In vogue languages

I’m often asked why I don’t hop on the lastest language bandwagon and just start coding up a storm. The answer comes in two parts: the first is that I do try out these languages to see what the hype is all about, to see where they can fit in and to see their pros and cons. The second is that I realize that there is more to software engineering than just writing code. Software spends disproportionately more time in maintenance than it does in initial development. Just because a language such as Ruby is much faster for initial development doesn’t mean that it’s much easier to maintain. (Do note that I’m not saying that Ruby is hard / harder to maintain. I’m simply saying that a one cannot determine what the maintenance model for a language is from doing only initial development.) The long and short of all of this is that I am forced by my professionalism and my responsibilites to not only look at how a language works for initial development but also for long term maintenance. By definition this means that it takes me a very long time to determine if a language is suitable in the long term. Since many newly in vogue languages simply haven’t been out long enough to have either the community’s or my own understanding of its maintenance model one simply cannot start writing production code with them.
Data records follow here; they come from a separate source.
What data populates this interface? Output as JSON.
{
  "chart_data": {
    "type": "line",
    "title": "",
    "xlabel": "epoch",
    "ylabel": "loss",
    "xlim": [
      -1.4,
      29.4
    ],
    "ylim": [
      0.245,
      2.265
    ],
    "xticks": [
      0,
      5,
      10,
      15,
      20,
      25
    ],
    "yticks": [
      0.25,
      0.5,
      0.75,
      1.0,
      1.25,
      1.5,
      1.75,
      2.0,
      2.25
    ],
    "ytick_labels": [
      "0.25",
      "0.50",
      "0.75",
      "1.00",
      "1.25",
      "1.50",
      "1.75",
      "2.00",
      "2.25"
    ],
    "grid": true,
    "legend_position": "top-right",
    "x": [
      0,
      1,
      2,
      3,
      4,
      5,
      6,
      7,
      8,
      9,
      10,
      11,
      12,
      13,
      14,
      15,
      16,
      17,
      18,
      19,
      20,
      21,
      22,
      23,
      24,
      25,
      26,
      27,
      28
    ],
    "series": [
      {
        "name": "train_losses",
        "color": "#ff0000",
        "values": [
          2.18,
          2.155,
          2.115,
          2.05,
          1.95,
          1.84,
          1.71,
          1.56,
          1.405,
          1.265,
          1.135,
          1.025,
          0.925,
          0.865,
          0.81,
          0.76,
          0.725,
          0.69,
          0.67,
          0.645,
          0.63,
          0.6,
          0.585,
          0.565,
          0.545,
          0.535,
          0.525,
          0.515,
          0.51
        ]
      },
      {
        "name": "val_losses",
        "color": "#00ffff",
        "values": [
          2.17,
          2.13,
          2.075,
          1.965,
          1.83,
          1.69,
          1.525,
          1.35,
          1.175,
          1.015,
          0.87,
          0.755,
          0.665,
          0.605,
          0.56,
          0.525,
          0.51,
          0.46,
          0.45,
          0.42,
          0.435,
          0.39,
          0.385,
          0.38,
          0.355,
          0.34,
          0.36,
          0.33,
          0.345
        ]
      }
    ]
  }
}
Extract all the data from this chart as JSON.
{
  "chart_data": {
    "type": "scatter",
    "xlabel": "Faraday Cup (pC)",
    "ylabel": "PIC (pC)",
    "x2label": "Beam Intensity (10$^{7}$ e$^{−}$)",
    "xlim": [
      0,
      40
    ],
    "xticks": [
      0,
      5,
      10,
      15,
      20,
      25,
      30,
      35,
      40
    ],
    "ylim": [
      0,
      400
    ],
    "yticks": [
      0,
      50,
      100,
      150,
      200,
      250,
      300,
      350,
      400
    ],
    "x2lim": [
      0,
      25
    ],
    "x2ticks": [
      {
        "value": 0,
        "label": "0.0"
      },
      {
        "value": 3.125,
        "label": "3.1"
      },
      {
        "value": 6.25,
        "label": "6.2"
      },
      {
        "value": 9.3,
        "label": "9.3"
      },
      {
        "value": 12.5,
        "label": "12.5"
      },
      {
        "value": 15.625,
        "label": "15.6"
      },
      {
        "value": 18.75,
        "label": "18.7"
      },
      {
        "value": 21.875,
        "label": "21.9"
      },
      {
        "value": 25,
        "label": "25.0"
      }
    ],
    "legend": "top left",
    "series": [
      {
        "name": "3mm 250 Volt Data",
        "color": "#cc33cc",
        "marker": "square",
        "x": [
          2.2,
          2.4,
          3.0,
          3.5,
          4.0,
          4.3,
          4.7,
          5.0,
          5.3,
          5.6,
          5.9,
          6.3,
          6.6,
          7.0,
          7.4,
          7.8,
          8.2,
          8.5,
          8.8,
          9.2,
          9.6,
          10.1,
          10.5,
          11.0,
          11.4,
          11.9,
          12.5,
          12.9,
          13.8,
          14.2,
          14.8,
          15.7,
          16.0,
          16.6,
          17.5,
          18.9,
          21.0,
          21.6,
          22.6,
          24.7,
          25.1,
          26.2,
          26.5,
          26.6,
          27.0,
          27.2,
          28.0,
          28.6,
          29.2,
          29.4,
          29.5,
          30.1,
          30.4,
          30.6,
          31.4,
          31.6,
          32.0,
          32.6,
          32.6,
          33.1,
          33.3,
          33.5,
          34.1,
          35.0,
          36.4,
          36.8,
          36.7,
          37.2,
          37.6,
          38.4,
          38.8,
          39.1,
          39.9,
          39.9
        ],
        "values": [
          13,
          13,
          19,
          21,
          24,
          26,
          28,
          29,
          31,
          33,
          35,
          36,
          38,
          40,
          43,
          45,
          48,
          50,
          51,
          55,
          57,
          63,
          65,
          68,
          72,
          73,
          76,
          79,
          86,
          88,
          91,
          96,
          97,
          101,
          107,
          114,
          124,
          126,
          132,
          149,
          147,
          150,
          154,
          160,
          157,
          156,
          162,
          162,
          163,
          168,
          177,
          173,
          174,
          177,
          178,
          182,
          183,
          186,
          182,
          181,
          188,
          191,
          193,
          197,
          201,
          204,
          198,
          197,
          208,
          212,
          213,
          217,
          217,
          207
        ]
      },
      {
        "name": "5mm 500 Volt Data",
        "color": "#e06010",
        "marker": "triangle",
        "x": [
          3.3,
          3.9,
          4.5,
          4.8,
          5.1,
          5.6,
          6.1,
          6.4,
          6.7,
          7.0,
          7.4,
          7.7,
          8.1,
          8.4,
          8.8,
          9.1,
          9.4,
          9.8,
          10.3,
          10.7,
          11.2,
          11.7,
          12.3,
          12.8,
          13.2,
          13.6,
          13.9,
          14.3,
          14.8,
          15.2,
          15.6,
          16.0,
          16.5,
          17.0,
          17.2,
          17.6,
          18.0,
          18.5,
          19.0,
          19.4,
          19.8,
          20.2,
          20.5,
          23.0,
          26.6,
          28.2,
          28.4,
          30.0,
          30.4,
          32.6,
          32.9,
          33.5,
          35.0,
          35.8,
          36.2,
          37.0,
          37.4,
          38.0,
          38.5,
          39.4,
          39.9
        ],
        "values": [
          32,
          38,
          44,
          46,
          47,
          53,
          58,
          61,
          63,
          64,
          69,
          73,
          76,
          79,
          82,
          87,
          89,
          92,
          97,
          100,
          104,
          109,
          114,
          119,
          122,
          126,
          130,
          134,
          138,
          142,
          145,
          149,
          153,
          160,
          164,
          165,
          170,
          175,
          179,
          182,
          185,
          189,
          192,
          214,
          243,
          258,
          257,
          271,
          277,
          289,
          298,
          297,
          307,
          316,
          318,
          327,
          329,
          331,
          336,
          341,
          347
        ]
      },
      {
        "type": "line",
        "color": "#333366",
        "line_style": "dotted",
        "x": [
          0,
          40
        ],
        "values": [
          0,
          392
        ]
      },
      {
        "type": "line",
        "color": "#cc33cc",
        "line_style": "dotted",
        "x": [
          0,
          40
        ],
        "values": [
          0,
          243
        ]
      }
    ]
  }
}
One quick example of all of this is AOP. I’m enamored with AOP but I cannot and will not use it in production software. The reason is that AOP simply does not have a maintenance model at all. In other words, I cannot take an AOP’ified application and future apply AOP on it (i.e. maintain it) and have understandable and determinable effects.

Editor’s note: this is a stream of consciousness posting to get an idea down and is not complete or thorough in any way. But as always, comments are welcome.